Oil Diplomacy Editor
LOS ANGELES, Dec. 9 -- While Iraq's oil industry will continue to face problems with security in 2009, the country's crumbling production and pipeline systems are more likely to disrupt crude exports, according to a report by London-based Exclusive Analysis (EA).
"Notwithstanding an overall improvement in security, the situation in the country is still extremely fragile, and progress over the next 12 months is at significant risk of being reversed by a variety of factors," the report said.
In general, progress is at risk from "residual sectarianism, fueled by unresolved issues like the status of Kirkuk, by rogue Shia militants' violent opposition to the continuing Coalition presence, and by the potential fragmentation of Prime Minister's Al-Maliki's United Iraqi Alliance."
Although security risks in Basra province and to the offshore oil platforms are reducing, the analyst said. However, it noted that the building of Iraqi Navy capability has encountered delays, including slippage in the delivery dates of Malaysian and Italian patrol vessels.
At the start of 2008, some of Iraq's ports had been infiltrated by rival militias vying for control of Basra province and oil smuggling operations.
Fighting between the groups led to routine blockages of access to oil fields and ports.
Crucially, the perimeter of Umm Qasr, Iraq's only blue water port and the entry point for 80% of its imports, was secured when Iraqi government military forces removed the Mehdi Army militiamen who had assumed control.
Key port administrators were dismissed and Iraqi marines were deployed as part of the security crackdown. The capability of the Iraq Navy, which operates from Umm Qasr port, was bolstered by the delivery of US patrol boats.
However, a projected increase in the capabilities of the Iraqi Navy, including the delivery of new patrol vessels from Italy and Malaysia, has been delayed, in part due to arguments over the cost of the vessels and mechanics of transferring money, which is likely to extend into 2009.
The new vessels will enable the Iraqi Navy to carry out more patrols, which have already increased by almost 100% since the start of the year.
In April, the Iraqi Navy assumed responsibility for protection of the Khawr al-Amaya oil terminal (KAOT) and the al-Zubayr port.

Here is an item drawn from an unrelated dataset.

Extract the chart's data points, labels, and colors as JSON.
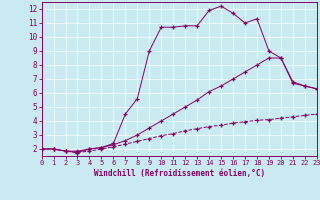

Currently one Iraqi Navy marine battalion defends the two oil terminals.
"However it is the al-Basrah oil terminal (ABOT) that is most vulnerable, given that it is the only functioning oil platform," EA said, noting that the terminal is still at risk to attacks by small boats operated by insurgents or Iranian Revolutionary Guards, despite the Coalition naval presence.
Although security issues remain a concern, they are being replaced by infrastructural limitations as the primary risks facing Iraq's six commercial and oil transit ports on the Persian Gulf, EA said.
"As security risks decline, it is clear that the years of underinvestment in infrastructure and a severe lack of modern equipment, such as container cranes, are undermining the stability of supply chains," it said.
While the Iraqi Navy will take over responsibility for guarding the two offshore oil terminals at al-Basrah and Khor al-Amaya, repair and upgrade work is essential to expand (or even maintain) export capacity, particularly with respect of the terminals' connection to the mainland ports.
In October, a study commissioned by the US Congress warned that the two 50-km subsea oil pipelines that transport the crude to the terminals were at imminent risk of failing due to "severe corrosion and vulnerability to rupture, thus reducing their ability to withstand attempted interdiction or sabotage."
Failure would cause a lengthy suspension in over 1.5 million b/d of exports, EA said, noting that it was also reported in October that Basra port loading rates declined to 1.32 million b/d, due to a power generation failure.
"Addressing these issues will require significant investments in dredging, port construction and offshore terminal works, as well as several years to implement projects," EA said.
Meanwhile, this means that Iraq's exports risk suffering severe bottlenecks.
Still, British military sources in Iraq are nevertheless optimistic and confirmed port facilities are improving and that navigational access is getting better.